Straddling the Border

Straddling the Border

Straddling the Border

The latest chatter in cyberspace.
Nov. 28 2005 5:26 PM

Straddling the Border

President Bush sets out this week to push a policy of immigration reform he hopes will please several estranged interests; bloggers respond with predictions and advice. They also discuss a study showing the overall economic benefit of file sharing and a harrowing video of violence against Iraqi civilians.

Straddling the border:In trips to Tucson, Ariz., and El Paso, Texas, this week, President Bush hopes to build support for immigration reform. "The president's plan pairs a guest worker program for foreigners with border security enforcement, an attempt to satisfy both his business supporters, who believe foreign workers help the economy, and his conservative backers, who take a hard line on illegal immigration," the Washington Post reports.


"No doubt this is an effort to appear presidential and salvage some better poll numbers during the holiday season," writes Copy Editor at news digest Edit Copy. At A Certain Slant of Light, however, committed conservative B. Austin Higgins says the president better be careful just how he panders. "If President Bush stubbornly broaches the subject of amnesty this week … and if he doesn't squarely place border security in the forefront of his immigration-related proposals, there will be a firestorm within the ranks of conservative Republicans that will make the Harriet Miers' brouhaha pale by comparison," he predicts.

Formidable conservative Ed Morrissey, who thinks the initiative has been a long time coming, agrees. "Not all of this will thrill the Republican base. … The GOP doesn't like the notion of Bush's guest-worker program, but the open question of what to do with 10 million illegal aliens already inside the US requires some sort of reasonable answer," he writes at Captain's Quarters.

PoliPundit Jayson Javitz blames patron saint Ronald Reagan for the current predicament, which he believes stems from liberal immigration legislation passed on that president's watch. "Dutch, if you're listening, you were the greatest, but on that one you should have brought out the veto pen, Chief," he says. "There will need to be some mechanism for more efficient deportations of criminal aliens.

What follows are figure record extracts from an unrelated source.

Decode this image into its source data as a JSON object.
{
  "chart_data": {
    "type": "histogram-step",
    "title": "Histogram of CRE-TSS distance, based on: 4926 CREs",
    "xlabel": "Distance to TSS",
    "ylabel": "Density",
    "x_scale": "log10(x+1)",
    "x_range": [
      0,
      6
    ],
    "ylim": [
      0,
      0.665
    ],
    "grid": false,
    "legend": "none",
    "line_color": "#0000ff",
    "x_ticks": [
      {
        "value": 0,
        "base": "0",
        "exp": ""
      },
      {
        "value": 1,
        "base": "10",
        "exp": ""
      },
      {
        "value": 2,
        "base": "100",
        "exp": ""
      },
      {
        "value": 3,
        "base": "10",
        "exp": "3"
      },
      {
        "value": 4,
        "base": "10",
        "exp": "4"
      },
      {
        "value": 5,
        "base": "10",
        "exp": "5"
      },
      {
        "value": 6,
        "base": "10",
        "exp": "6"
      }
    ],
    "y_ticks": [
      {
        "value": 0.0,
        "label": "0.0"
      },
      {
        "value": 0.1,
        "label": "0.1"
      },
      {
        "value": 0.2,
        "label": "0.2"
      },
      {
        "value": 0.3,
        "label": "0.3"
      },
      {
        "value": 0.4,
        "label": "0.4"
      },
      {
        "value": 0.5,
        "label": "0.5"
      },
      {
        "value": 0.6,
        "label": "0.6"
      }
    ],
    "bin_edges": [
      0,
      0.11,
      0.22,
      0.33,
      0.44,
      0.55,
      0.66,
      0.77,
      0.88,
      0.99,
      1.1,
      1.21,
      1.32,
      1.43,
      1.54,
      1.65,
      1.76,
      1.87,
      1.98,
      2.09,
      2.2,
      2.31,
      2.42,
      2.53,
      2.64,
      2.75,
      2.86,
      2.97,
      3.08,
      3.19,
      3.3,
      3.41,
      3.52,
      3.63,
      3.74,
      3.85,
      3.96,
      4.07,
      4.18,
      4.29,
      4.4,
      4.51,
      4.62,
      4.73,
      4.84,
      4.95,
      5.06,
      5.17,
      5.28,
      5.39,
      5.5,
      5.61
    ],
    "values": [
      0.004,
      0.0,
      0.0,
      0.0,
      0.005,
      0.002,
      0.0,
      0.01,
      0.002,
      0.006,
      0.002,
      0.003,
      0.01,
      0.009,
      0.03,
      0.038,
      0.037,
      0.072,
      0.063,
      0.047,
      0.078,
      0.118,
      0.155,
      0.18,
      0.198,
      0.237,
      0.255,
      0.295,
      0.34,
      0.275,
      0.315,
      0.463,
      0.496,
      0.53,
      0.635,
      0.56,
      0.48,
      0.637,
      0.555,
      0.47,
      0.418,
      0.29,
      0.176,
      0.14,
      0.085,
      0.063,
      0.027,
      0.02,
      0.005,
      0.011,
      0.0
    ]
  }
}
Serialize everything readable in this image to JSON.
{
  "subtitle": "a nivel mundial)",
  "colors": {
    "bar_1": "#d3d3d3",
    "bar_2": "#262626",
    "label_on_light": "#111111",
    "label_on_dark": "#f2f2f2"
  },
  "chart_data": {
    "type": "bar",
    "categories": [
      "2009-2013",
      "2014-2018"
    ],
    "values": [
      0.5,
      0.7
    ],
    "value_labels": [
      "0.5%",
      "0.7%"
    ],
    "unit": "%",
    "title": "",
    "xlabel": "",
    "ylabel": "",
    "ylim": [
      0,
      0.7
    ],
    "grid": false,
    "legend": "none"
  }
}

There will need to be some reality-based measure for dealing with the realities of the labor markets and the needs of small businesses."

Juan Mann of Deport Aliens is even more militant on that point. "Real immigration law enforcement is arresting aliens, deporting them, and making sure they stay out," he writes at The Immigration Blog, a Michelle Malkin subsidiary. "That means summary removal, not perpetual federal litigation. That means officers with guns removing as many interlopers and criminals as quickly and efficiently as possible."

Read more about immigration.

File-sharing and intellectual property: Cambridge researcher Rufus Pollock has compiled a digestive summary of studies on the relationship between file-sharing and music sales. By his reading, one recent, quantitative analysis demonstrates that well-established artists suffer while less-established ones benefit from P2P networks; several other studies he cites suggest that the social benefits of file-sharing are three times the size of the costs incurred by the music industry.

Matthew Yglesias cheers the summary at progressive salon TPMCafe. "Record companies and their movie studio allies have managed to convince a shockingly large swathe of opinion that the purpose of intellectual property law is to prevent copyright infringement. In fact," he counters, "the purpose is to advance the general welfare of society. Infringement should be defined, and the law should be enforced, in a manner designed to improve overall welfare. There's essentially no reason to think that a hard-core crackdown on file-sharing programs would achieve that goal."

Writing at the libertarian QandO Blog, Jon Henke thinks the general-welfare argument stinks of liberal hypocrisy. "In the liberal worldview, property rights exist to protect society, not individuals; laws should be enforced not because you should have rights, but because it's good for society if government protects your rights," he writes. "When push comes to shove for modern liberals, the raison d'etre of individual rights is the raison d'etat."